A few thoughts on the challenges:

  • Extremely long development timeline: LTWP was commissioned 12 years after it was first conceived by local project developers. 10+ year development cycles are quite common across sub-Saharan Africa and can crush financial viability.
  • Non-transparent power purchase agreement (PPA) process: Most PPAs in Africa are negotiated as one-off agreements and not through a competitive, transparent process. This can lead to high prices or specialized terms.
  • Transmission risk: The quality, timing, and cost of the transmission lines are equally important — especially for renewables that are often more remote. In the case of LTWP, the transmission line was completed about 1.5 years late, leaving the wind farm sitting idle and the Kenyan utility paying “deemed energy” charges for power they couldn’t use.
  • High cost of capital: Real and perceived risk is high and often hard for lenders to distinguish. But one very real risk is offtake — the creditworthiness of the local utility to pay its bills. This leads to a high cost of project debt, essentially always in hard currency, which means the PPA is also USD denominated and consumers absorb the FX fluctuations — which are quite substantial these days.
  • Intermittent resources feeding into weak grids: This was thrown into stark relief when Kenya experienced its longest nationwide blackout in modern history on August 25, 2023. While the experts and stakeholders continue to debate the precise cause, it seems abundantly clear that Kenya’s energy system — like most grids across Africa — needs significant upgrades to be able to handle intermittent resources.

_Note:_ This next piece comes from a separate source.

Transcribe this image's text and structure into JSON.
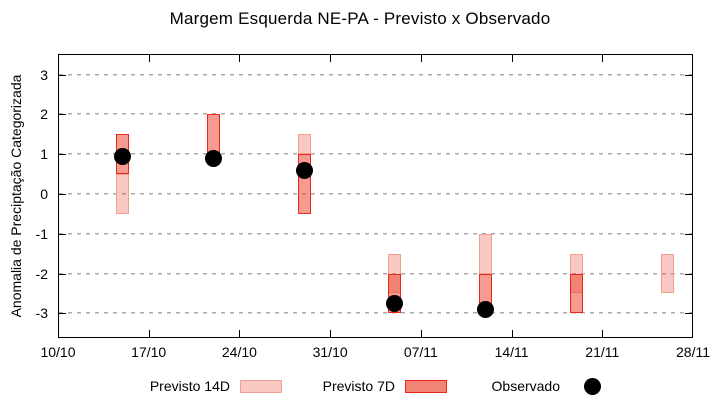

  • Delicate community relationships: The complexity of dynamics with local communities cannot be underestimated for rural infrastructure projects. Because renewable energy projects are often in more remote locations due to resource and land availability, these projects are more likely to be in areas with rural, indigenous populations and, in the African context, communal landholding. Developers must be extremely intentional and delicate in how they handle these dynamics.